Just a couple more points. I think there’s something interesting about this report when I read it, there was one word that I kept bumping up against that I couldn’t quite get because it didn’t feel like it grafted with where I am, and it’s the word organisation. So in Salford when we start to think about improvement there we’re starting to think about improving systems and I think about the system and the learning system and the improving system because with the devolution agenda in Greater Manchester we’re starting to think much more about people and place rather than organisations and professions. And I think there’s something about maybe thinking about that in the development of this work.
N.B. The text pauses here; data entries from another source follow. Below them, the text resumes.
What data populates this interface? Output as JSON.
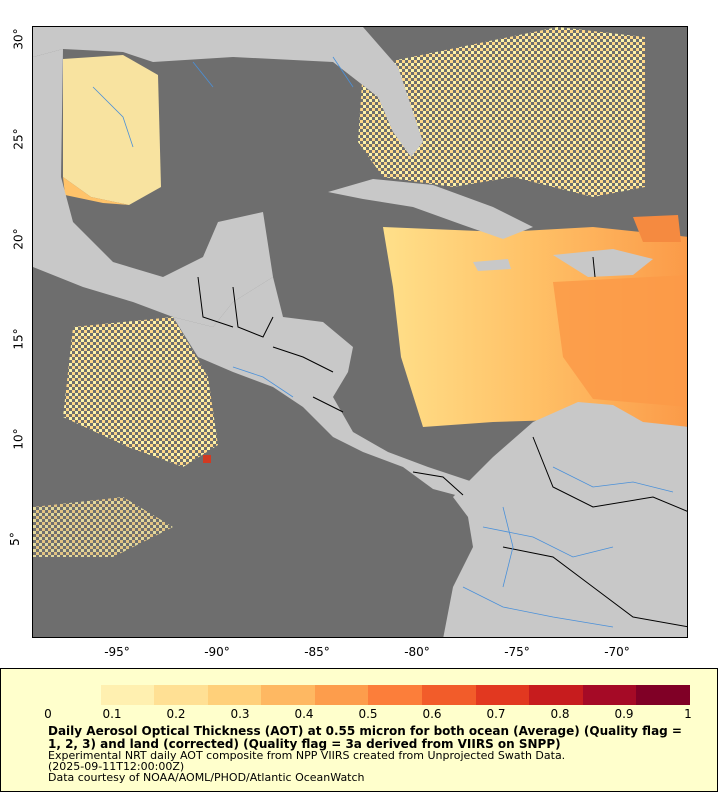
{
  "map": {
    "lat_labels": [
      "30°",
      "25°",
      "20°",
      "15°",
      "10°",
      "5°"
    ],
    "lon_labels": [
      "-95°",
      "-90°",
      "-85°",
      "-80°",
      "-75°",
      "-70°"
    ],
    "colors": {
      "ocean": "#6e6e6e",
      "land": "#c8c8c8",
      "rivers": "#4a90d9",
      "borders": "#000000"
    }
  },
  "legend": {
    "ticks": [
      "0",
      "0.1",
      "0.2",
      "0.3",
      "0.4",
      "0.5",
      "0.6",
      "0.7",
      "0.8",
      "0.9",
      "1"
    ],
    "colorbar_colors": [
      "#ffffcc",
      "#fff0b0",
      "#ffe094",
      "#ffd07a",
      "#feb862",
      "#fd9d4c",
      "#fc7e3a",
      "#f25c2a",
      "#e23820",
      "#c71c1e",
      "#a50a26",
      "#800026"
    ],
    "title": "Daily Aerosol Optical Thickness (AOT) at 0.55 micron for both ocean (Average) (Quality flag = 1, 2, 3) and land (corrected) (Quality flag = 3a derived from VIIRS on SNPP)",
    "line1": "Experimental NRT daily AOT composite from NPP VIIRS created from Unprojected Swath Data.",
    "line2": "(2025-09-11T12:00:00Z)",
    "line3": "Data courtesy of NOAA/AOML/PHOD/Atlantic OceanWatch"
  }
}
One of the things that I’ve learned is that there’s an awful lot to be gained from, not just looking outside at other health care organisations, but looking across public sector reform. So I’ve been leading a piece of work in Manchester looking at how we can improve dementia services and actually what’s been really interesting is looking at how, for example, the fire service has moved in terms of its mind-set from rescue which has been their core business into prevention and they’ve managed to shift the whole system. And in fact when you look at public service, public service is all about rescue, it invites people who enjoy the rescue, and I think we have to get a system that is much more entertained and interested in the mundane actually, and the fire service offers us a great example.
The other thing that public sector reform has done for me is made me really serious about cost benefit analysis. So I think improvement has a lot to learn from the work that is happening in the public sector and in particular in looking at how we might inject different sources of funding, for example social finance into the improvement work we’re doing. So there’s a lot of learning to be had.
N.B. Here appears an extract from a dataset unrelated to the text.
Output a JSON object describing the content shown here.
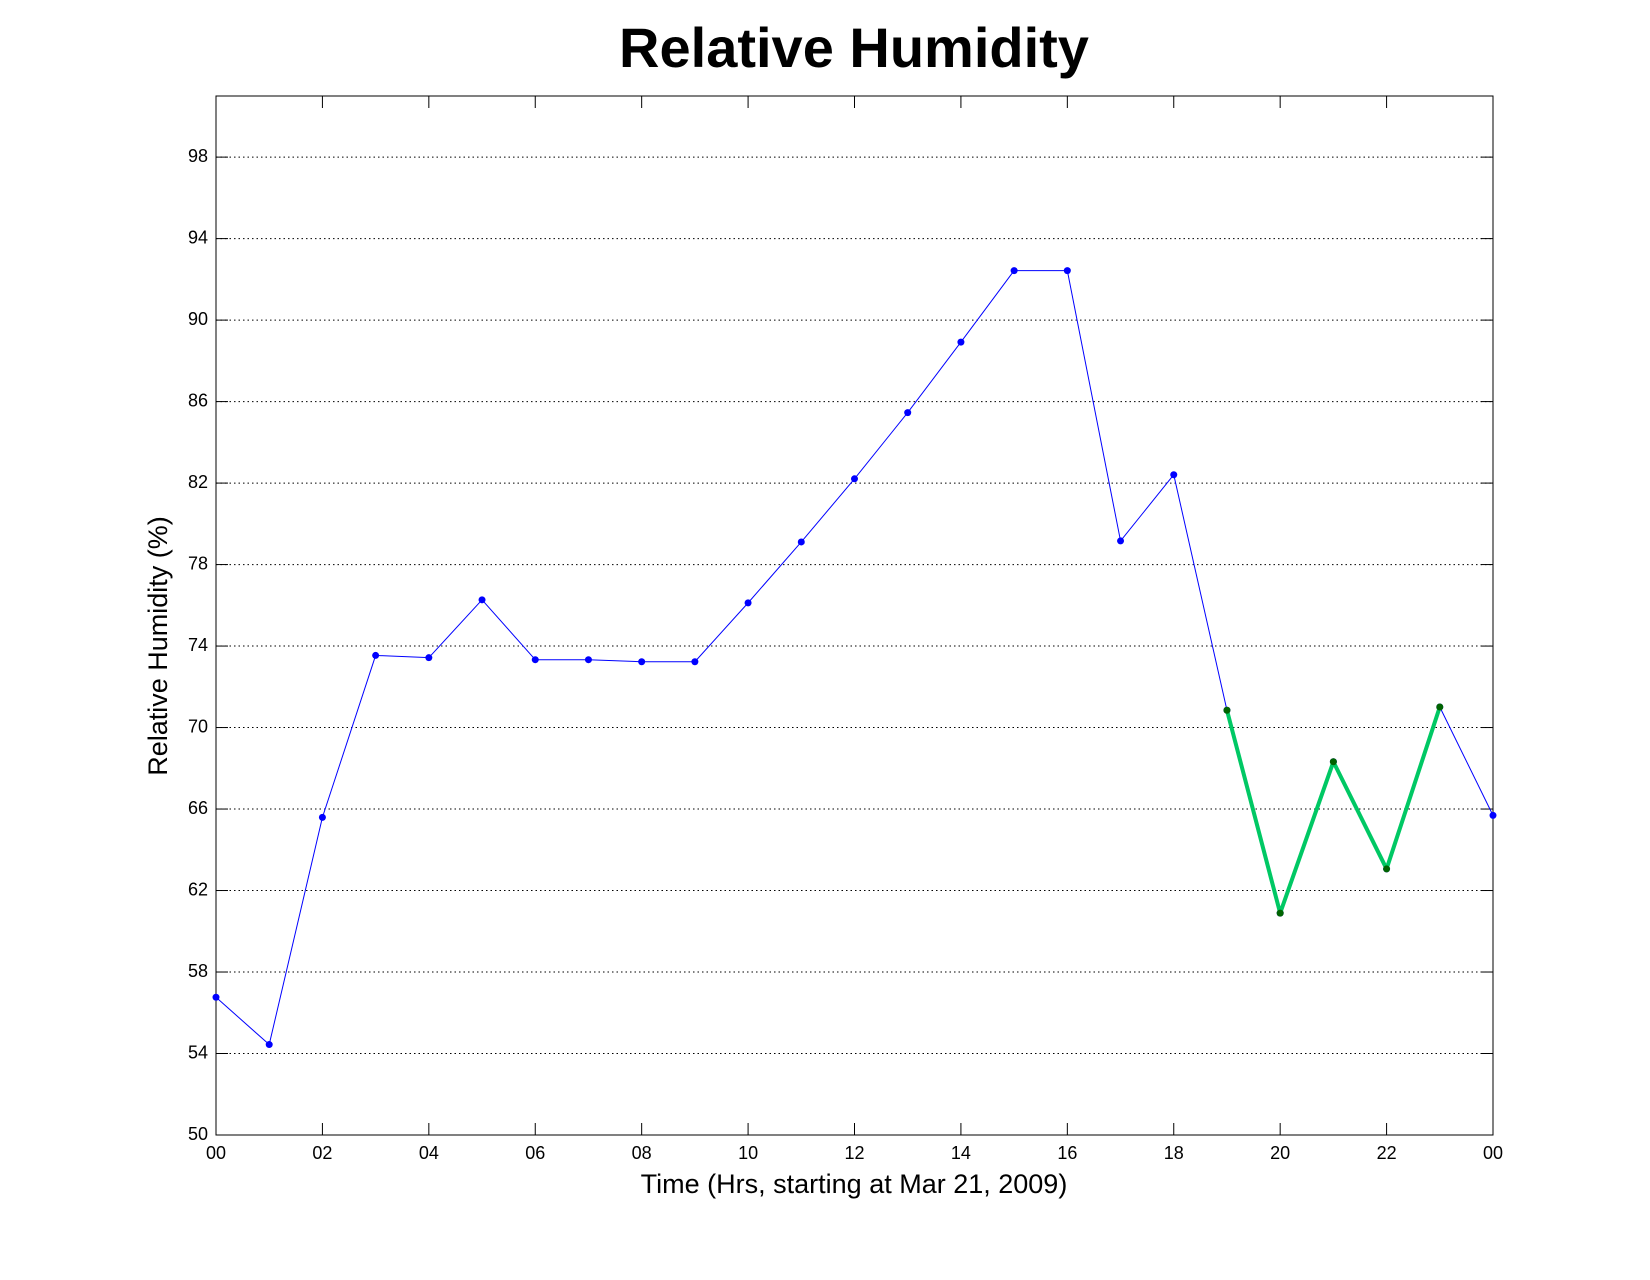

One of the things that’s not mentioned in this report and I think is almost a daily issue within our health system is how do we mobilise primary care? Because if primary care fails we all fail. And so thinking about our work as improvers I think we have to start to foreground primary care, public health and prevention in a much more significant way and I think that’s also something we could think about in next iterations of this report.
But I’m just going to finish with a quote actually. Theodore Roosevelt in 1910 presented a speech called Citizenship in a Republic and many of you will know that this has been termed daring greatly, but he said, “It’s not the critic who counts, not the man who points out how many strong men stumble or where the doer of deeds could have done them better. The credit belongs to the man who’s actually in the arena, whose face is marred by dust and sweat and blood, who strides valiantly, who errs, who comes short again and again because there is no effort without error and shortcoming but who does actually strive to do the deeds, who knows great enthusiasm, the great devotions, who spends himself in a worthy cause, who at best knows in the end that the triumph of high achievement but who at worst if he fails at least fails while daring greatly so that his place shall never be with those cold and timid souls who neither know victory nor defeat”. So I think this report actually begs us to go out and dare greatly, we have to get behind it, we have to bring it to life and we have to make sure that every single one of us gets involved.